Прибор опять ставил свои особые условия. Никакие готовые рецепты и средства ему не годились. Кружочек работал умно, очень умно… но вдруг ошибался. Дважды два не давало точно четыре. И трижды три не всегда превращалось в девять. Кружочку не хватало того постоянства действия, какое строго и неукоснительно должно соблюдаться в приборе. В этом приборе особенно. Столько уже было тяжелых поисков из-за этого требования постоянства, и теперь оно снова властно диктовало свое. Вероятно, какая-то оставшаяся примесь в кристалликах выпрямителя, ничтожная атомная грязь сбивала узел квадратов со счета.

Они перебрали все известное. Выпрямители меднозакисные - не годится. Медносульфидные - не годится. Селеновые - не годится. Кремнистые - не годится… С утра до вечера лабораторное «окошечко» заполнялось тем, что Марк, подавая ток в кружочек, выкрикивал его величины:

- Два! Три! Четыре!..

Мила, следившая за стрелкой амперметра, певучим голоском отвечала:

- Три и семь десятых! Восемь и шесть! Шестнадцать и три!..

А не ровно четыре, не ровно девять или шестнадцать.

Марк отмечал точками на миллиметровой бумаге посланные сигналы и ответы. Строил кривую характеристики и рассматривал ее долгим изучающим взглядом. Кривая все отклонялась и отклонялась в сторону, никак уже не походя на ту плавно округлую параболу, которая и должна изображать изменения по точным квадратам.

Александр Иванович тоже рассматривал. Бросал рассеянный взгляд на термометр, на двор института, где оттепель перемешивала снег с дождем. И погода и температура - все могло влиять на чувствительные кристаллики, вышибая их из параболы квадратов.

Он искал объяснения, требуя снова проверок и проверок. «Ну-с, продолжим». Марк перестраивал опыт, и снова изо дня в день, из «окошечка» в «окошечко» раздавалось в комнате:

- Два! Три! Четыре!

Наконец появились на монтажной панели вот эти аккуратные зеленые баллончики. В их полукруглых шляпках заключены кристаллики наиболее математически верного, чистого вещества. Германий - вещество, известное в истории тем, что было открыто дважды: сна-чала теоретически Менделеевым по своей таблице, а затем уже в действительности, в самой природе.

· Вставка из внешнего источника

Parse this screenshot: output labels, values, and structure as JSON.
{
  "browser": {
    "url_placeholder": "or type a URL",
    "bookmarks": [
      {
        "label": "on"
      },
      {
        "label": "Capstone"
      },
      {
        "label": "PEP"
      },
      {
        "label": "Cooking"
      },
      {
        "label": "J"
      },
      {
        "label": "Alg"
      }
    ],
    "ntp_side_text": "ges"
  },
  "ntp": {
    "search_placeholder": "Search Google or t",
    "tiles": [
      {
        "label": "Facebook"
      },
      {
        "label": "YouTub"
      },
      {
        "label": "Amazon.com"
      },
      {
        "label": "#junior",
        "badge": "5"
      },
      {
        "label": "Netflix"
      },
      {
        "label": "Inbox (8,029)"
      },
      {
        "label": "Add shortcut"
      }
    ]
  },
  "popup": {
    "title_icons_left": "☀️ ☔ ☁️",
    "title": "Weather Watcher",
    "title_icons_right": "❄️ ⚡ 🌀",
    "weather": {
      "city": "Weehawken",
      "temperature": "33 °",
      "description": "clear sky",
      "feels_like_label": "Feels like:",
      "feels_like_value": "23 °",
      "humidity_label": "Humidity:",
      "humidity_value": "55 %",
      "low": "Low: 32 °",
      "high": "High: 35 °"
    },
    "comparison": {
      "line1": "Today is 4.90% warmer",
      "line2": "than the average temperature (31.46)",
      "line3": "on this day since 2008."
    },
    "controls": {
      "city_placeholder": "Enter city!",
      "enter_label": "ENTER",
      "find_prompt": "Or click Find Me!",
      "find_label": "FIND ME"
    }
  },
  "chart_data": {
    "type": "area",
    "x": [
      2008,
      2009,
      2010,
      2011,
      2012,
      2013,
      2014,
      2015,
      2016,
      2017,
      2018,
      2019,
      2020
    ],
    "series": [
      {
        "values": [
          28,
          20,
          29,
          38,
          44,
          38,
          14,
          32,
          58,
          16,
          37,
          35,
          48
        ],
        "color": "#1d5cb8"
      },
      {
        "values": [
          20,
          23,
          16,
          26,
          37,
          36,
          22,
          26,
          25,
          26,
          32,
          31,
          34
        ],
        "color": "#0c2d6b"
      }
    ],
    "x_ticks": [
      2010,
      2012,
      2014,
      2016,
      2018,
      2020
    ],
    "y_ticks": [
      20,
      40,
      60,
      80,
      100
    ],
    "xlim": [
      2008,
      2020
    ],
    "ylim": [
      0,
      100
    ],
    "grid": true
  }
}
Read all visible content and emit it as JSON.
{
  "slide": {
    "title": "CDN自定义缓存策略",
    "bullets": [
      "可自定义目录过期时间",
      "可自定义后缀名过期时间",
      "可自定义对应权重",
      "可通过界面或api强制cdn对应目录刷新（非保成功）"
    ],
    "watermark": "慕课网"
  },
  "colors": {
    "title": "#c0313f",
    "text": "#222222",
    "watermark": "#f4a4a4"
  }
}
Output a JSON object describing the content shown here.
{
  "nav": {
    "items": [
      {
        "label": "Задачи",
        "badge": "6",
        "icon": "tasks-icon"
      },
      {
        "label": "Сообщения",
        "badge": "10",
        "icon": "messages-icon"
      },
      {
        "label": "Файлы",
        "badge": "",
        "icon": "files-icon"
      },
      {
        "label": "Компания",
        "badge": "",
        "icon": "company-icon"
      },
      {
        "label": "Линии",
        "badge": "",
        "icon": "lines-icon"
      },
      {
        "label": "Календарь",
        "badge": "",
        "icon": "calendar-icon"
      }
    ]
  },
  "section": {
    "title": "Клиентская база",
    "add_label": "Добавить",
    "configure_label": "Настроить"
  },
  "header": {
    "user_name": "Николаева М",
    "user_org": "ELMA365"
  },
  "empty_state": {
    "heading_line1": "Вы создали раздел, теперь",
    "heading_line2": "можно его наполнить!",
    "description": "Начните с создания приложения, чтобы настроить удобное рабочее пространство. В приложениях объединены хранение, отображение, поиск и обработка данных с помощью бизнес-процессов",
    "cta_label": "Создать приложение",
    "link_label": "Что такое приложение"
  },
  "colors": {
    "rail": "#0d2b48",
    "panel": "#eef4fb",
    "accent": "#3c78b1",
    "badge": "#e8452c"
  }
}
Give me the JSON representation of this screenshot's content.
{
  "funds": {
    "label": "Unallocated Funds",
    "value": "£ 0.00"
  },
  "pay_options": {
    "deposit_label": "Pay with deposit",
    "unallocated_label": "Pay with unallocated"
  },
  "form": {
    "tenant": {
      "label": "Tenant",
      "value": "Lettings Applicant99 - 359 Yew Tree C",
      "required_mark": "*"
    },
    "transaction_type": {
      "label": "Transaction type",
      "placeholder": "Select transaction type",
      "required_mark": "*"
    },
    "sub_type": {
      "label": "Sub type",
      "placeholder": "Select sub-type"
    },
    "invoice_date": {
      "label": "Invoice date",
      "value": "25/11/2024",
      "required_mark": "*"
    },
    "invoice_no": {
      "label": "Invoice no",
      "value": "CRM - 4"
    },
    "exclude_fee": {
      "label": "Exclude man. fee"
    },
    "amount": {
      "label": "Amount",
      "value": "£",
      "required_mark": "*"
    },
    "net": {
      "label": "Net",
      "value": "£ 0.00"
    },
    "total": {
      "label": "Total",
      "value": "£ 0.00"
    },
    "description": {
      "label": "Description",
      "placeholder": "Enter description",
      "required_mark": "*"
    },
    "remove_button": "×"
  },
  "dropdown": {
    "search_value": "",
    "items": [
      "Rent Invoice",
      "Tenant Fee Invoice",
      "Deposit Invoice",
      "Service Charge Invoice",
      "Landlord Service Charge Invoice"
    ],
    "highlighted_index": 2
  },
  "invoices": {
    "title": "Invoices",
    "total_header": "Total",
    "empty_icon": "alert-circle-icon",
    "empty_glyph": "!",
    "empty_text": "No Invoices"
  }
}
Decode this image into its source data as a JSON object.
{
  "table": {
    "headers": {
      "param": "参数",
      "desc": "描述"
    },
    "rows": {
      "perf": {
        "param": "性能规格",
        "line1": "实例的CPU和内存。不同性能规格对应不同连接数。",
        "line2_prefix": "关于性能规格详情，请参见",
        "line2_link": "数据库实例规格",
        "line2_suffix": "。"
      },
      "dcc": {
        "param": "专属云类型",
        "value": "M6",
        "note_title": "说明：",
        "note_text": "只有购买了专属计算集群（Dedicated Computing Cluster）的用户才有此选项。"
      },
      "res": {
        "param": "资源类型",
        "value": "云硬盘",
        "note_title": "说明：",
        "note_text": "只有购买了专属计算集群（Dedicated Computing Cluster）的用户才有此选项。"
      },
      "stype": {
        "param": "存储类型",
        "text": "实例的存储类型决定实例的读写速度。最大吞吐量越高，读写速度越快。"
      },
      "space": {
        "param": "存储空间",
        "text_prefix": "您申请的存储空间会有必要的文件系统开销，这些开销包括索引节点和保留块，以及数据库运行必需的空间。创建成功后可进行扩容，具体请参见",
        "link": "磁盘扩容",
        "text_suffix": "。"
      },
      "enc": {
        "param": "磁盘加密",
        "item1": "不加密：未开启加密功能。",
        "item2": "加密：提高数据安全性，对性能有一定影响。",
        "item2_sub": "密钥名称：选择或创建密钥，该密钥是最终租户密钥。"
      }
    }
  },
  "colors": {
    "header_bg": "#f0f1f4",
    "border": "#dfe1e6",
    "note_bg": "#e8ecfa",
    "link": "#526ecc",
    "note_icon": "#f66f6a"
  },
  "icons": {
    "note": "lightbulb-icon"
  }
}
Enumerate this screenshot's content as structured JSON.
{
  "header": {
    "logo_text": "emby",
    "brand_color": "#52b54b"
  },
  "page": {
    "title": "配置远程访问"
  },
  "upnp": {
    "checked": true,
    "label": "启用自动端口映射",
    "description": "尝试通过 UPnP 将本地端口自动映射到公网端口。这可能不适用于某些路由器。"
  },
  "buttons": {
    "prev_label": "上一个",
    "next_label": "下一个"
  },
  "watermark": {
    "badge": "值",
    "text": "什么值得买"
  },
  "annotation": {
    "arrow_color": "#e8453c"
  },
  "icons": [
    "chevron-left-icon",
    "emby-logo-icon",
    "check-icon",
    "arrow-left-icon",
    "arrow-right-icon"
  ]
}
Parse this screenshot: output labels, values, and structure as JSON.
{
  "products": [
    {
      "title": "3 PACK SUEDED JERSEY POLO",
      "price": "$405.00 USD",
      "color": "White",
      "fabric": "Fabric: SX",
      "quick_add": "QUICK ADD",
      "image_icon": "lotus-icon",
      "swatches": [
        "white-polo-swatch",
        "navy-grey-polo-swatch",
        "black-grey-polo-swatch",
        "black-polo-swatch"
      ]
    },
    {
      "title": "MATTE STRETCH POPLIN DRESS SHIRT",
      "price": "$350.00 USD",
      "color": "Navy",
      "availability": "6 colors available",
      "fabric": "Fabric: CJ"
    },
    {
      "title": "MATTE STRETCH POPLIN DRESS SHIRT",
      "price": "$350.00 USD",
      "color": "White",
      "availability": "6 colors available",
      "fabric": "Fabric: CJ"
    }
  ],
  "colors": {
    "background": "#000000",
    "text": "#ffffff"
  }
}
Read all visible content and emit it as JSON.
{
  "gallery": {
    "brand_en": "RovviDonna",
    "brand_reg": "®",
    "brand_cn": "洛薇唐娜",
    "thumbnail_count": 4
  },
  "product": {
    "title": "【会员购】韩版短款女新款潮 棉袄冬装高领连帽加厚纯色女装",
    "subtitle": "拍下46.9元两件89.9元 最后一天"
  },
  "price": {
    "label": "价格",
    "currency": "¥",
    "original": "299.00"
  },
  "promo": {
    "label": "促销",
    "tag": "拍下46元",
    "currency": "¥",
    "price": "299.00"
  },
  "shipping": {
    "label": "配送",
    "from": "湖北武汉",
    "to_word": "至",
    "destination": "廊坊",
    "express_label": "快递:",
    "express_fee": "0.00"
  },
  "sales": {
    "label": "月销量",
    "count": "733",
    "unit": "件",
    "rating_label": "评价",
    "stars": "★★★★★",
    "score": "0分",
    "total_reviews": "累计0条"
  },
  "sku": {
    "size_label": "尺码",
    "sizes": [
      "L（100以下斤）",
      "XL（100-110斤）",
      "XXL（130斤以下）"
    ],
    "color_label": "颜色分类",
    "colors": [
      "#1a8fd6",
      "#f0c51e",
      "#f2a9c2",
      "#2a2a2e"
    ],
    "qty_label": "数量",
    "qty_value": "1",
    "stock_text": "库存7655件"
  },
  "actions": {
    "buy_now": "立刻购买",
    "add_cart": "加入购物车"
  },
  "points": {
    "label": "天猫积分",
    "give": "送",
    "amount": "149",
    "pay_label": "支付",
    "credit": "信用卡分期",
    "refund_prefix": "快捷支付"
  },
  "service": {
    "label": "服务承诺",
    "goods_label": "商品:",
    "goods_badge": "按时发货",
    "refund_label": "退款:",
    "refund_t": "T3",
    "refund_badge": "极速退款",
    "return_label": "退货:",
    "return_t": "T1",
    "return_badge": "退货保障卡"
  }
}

А ныне, в век электроники, стали эти кристаллики бледно-серого вещества одной из тех драгоценностей техники, за которой гоняются все лаборатории мира. Они отличаются такой чистотой изготовления, что на десять миллиардов атомов остается иногда не больше одного атома примеси. Одна десятимиллиардная частица!

И все же даже такой отменной чистоты кристаллики нельзя было использовать для точного счета квадратов. Они чувствительны к температуре. Какая-нибудь лишняя долька градуса могла уже вызвать ошибку. Дважды два - сколько же?

Пришлось пойти на маневр, на обходной маневр. Он был рассчитан и разрисован на карточках в один из тех вечеров, когда Александр Иванович сидел в своей квартирке за обеденным столом и под говор и шум общей кухни за стенкой обдумывал еще и еще раз проблему узла квадратов.

- Я думаю так, - сказал он на следующее утро, протягивая Марку новую карточку.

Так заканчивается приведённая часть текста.